Canada, it seems, is the world’s economic Rorschach test. Stare at the splotches of ink (red or black, depending on the moment) for long enough, and you can see what you want.

Right now, what the IMF sees is a world where ultra-low interest rates are no longer stimulating demand. With central banks quickly running out of ammo amid worries that the global economy is on the verge of another downturn, the IMF last month called on the world’s major economies—at least those that have the available “fiscal space”—to embark on a bold plan to boost growth using the fiscal tools at their disposal. The IMF didn’t actually come out and say “run big deficits indefinitely into the future,” but that’s how Morneau interpreted it.

Let’s put aside, for a moment, the fact that Canada’s economy is already growing, even if that growth is stunted. Or that more public investment will crowd out the private sector. There’s a very real possibility that Ottawa’s stimulus efforts, if it is not matched by other countries, will actually work against Canada’s economy at a time when it’s supposed to be an example to the world.

That was a point economist Ted Carmichael made in an insightful blog post last week. Canada is a small open economy—meaning it relies heavily on trade—and has a floating exchange rate. As the government increases investment, he noted, it might juice the economy in the short term, but that will also lead the market to expect an uptick in inflation and anticipate higher interest rates from the Bank of Canada. That, in turn, would put upward pressure on the loonie.

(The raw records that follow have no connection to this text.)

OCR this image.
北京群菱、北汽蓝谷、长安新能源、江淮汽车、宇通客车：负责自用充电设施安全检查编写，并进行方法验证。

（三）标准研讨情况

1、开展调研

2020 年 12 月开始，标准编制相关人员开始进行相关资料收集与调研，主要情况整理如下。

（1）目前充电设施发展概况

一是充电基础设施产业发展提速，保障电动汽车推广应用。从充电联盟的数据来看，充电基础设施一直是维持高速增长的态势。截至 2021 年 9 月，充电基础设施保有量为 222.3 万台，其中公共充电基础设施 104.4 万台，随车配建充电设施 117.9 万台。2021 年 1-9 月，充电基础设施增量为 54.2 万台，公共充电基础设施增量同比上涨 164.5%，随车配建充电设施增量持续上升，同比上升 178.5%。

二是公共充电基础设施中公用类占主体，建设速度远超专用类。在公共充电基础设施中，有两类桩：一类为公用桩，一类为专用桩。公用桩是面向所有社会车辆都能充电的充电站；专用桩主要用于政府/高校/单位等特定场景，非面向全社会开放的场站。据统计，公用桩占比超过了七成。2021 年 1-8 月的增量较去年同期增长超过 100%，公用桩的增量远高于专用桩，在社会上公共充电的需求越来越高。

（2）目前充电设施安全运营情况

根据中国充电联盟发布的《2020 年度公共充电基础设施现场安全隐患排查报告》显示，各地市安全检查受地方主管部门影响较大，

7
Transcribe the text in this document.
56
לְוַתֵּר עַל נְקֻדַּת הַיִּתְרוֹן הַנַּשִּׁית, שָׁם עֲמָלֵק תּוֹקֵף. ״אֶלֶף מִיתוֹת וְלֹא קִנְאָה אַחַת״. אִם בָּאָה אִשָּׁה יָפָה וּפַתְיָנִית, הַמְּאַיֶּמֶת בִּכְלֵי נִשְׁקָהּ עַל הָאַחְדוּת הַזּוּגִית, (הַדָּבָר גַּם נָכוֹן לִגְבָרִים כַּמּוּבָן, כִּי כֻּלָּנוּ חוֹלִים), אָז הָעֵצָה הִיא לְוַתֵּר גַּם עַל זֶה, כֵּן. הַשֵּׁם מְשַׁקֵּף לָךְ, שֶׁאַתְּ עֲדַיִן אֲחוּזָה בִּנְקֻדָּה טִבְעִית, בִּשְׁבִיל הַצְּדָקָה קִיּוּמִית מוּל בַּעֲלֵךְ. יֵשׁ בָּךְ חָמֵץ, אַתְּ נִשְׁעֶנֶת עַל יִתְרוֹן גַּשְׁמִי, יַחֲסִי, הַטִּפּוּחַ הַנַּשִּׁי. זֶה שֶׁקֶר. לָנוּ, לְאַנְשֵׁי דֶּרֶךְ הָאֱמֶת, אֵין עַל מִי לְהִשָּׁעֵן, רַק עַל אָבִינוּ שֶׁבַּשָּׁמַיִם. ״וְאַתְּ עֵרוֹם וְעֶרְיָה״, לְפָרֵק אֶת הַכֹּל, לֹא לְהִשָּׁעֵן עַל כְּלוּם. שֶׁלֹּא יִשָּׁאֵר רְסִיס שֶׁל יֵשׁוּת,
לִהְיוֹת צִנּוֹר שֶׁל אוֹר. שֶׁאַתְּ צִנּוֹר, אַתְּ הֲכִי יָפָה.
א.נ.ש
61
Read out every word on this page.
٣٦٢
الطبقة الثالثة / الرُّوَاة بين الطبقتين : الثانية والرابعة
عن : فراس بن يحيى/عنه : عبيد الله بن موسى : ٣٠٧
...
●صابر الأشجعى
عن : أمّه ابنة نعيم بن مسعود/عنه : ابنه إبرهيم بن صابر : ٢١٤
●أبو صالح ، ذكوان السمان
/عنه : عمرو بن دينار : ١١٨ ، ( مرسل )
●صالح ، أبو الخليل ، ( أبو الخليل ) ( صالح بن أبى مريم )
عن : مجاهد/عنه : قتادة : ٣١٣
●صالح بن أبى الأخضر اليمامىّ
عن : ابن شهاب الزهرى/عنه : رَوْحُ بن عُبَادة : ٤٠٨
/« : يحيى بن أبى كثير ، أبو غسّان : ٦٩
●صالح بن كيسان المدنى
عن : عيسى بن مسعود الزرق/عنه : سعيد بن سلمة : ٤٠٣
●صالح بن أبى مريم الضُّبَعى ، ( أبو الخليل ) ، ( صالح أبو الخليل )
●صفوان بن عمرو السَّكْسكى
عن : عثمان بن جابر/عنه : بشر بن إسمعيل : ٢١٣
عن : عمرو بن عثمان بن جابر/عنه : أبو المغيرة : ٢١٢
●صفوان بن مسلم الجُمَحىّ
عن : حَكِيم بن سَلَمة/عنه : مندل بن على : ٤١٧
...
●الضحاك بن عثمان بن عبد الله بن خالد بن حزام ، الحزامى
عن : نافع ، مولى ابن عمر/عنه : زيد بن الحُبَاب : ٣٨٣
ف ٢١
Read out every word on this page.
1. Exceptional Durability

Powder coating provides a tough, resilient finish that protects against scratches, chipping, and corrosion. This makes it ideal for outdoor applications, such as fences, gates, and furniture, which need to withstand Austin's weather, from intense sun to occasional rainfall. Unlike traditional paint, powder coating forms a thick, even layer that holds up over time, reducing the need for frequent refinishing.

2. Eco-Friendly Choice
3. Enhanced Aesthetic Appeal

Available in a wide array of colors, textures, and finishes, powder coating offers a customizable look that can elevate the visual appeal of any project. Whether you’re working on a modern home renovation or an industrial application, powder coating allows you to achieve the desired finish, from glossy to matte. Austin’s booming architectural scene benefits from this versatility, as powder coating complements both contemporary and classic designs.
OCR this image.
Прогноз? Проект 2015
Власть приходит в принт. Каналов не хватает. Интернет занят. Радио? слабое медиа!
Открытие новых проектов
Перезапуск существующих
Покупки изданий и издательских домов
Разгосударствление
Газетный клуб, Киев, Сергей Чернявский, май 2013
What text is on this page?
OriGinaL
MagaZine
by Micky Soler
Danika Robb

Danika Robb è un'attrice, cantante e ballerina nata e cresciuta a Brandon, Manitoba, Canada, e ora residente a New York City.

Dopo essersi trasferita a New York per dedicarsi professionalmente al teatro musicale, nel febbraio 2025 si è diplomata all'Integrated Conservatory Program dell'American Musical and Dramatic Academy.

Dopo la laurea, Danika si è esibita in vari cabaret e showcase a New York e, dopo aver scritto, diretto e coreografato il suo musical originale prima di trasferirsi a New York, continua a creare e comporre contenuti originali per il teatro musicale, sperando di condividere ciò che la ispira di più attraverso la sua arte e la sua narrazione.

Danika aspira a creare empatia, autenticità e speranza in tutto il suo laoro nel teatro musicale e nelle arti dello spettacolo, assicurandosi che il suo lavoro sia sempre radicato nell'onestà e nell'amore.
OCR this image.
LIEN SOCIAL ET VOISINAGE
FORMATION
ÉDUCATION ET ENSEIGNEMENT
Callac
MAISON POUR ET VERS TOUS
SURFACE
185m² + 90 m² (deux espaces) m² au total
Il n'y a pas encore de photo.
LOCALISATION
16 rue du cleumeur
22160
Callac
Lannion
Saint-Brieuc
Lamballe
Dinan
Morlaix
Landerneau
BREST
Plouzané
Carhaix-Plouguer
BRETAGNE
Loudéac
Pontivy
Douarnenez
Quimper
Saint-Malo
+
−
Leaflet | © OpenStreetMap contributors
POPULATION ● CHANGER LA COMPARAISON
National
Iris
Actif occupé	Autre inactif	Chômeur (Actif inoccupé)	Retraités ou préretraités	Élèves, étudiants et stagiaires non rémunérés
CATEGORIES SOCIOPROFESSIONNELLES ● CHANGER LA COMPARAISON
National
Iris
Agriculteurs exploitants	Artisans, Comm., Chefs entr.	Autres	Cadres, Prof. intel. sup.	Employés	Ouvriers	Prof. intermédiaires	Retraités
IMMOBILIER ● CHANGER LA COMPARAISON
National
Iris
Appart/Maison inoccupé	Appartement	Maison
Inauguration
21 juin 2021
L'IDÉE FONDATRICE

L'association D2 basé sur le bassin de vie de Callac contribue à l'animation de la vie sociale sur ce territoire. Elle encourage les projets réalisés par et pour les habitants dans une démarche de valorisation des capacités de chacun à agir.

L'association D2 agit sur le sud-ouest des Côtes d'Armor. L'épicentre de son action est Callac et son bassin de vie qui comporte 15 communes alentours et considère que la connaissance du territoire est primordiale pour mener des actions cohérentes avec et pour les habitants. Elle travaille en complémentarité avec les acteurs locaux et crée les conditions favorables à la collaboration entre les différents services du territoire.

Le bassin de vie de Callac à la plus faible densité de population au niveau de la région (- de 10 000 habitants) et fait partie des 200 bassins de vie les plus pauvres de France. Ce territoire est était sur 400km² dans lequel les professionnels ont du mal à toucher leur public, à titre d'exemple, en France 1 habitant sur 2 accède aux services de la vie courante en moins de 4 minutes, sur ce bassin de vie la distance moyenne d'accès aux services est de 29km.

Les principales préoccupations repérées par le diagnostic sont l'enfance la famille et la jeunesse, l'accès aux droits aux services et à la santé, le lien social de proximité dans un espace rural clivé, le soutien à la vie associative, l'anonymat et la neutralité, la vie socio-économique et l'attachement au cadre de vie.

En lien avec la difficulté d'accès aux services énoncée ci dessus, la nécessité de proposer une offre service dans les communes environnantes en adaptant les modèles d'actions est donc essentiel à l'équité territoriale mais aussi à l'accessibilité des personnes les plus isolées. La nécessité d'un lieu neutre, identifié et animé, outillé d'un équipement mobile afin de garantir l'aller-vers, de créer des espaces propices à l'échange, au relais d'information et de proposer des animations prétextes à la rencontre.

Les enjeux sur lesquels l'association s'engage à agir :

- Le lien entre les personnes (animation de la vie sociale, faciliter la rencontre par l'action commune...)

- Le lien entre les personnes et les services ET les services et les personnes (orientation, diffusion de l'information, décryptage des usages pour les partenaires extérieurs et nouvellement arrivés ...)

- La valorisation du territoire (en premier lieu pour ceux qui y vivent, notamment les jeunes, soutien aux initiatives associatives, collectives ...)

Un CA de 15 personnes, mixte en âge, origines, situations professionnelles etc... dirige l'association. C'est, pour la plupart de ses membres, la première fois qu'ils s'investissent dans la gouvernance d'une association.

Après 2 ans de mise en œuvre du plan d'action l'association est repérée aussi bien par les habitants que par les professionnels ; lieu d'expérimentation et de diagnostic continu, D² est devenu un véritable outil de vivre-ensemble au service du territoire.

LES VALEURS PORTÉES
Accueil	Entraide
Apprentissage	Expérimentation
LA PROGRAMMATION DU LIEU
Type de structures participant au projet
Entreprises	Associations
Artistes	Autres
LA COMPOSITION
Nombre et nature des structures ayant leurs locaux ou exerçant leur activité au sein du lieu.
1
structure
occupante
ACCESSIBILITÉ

Carmichael points out that process has already begun, with the Canadian dollar rising 15 per cent since January and the Bank of Canada warning the increase may hamper the country’s export-led recovery. True, the stronger loonie can also be traced to the decision by the U.S. Federal Reserve to delay its next interest rate hike—which has led the U.S. dollar to fall—but it shows the danger in Canada’s go-it-alone strategy. When all is said and done, Morneau’s plan to put Canada deeper into debt to boost growth may not result in any additional growth, just a whole lot more debt.

That counter-narrative isn’t nearly as much fun as the idea that Canada will lead the world by stimulus-example to a brighter future. But the world’s occasional fixation on this country’s economy and policies has always skewed to the overly simplistic, reflecting whatever larger political obsession was out there.

For instance, in the rush to untangle the causes of the financial crisis—which brought down many of the world’s largest financial institutions—countless reports and studies turned to Canada’s “boring” approach to regulating banks. But having healthy banks is not what enabled Canada to skirt the worst of the crisis. Instead, it was the quick resurgence in oil prices and the mad rush by Canadians to buy and renovate homes in response to ultra-low interest rates. This gave the economy its boost—and subsequently gave us banks that are far more gargantuan relative to the economy than any of America’s too-big-to-fail institutions ever were.

Likewise it was only five years ago, at peak-debt crisis, that observers in the U.S. and Europe were enamoured by Canada’s transformation from 1990s fiscal basket case into the G7 nation with the lowest debt-to-GDP ratio. It was called the “Maple Leaf Miracle,” and much of the focus in that narrative was on the deep spending cuts that brought Canada’s massive deficits under control. In reality, as Maclean’s Ottawa bureau chief John Geddes explained at the time, the cuts to government jobs were far less severe than the world’s deficit hawks later made them out to be. Instead, Canada benefited mostly from a strong U.S. economy and the start of the oil boom, both of which brought tax windfalls to Ottawa.

The Harper government eagerly cultivated those narratives after the financial crisis. In the same way, the Trudeau government is now capitalizing on the attention given to its deficit spending plans to fend off any criticism of its fiscal strategy. “I heard the Financial Times call us a glimmer of hope. I heard the Wall Street Journal say that we are doing the right things on the IMF plan to grow the economy,” Morneau said this week during Question Period. “We are going to make a real difference for Canadians today and tomorrow with the kind of fiscal measures that will grow our economy for the long run.”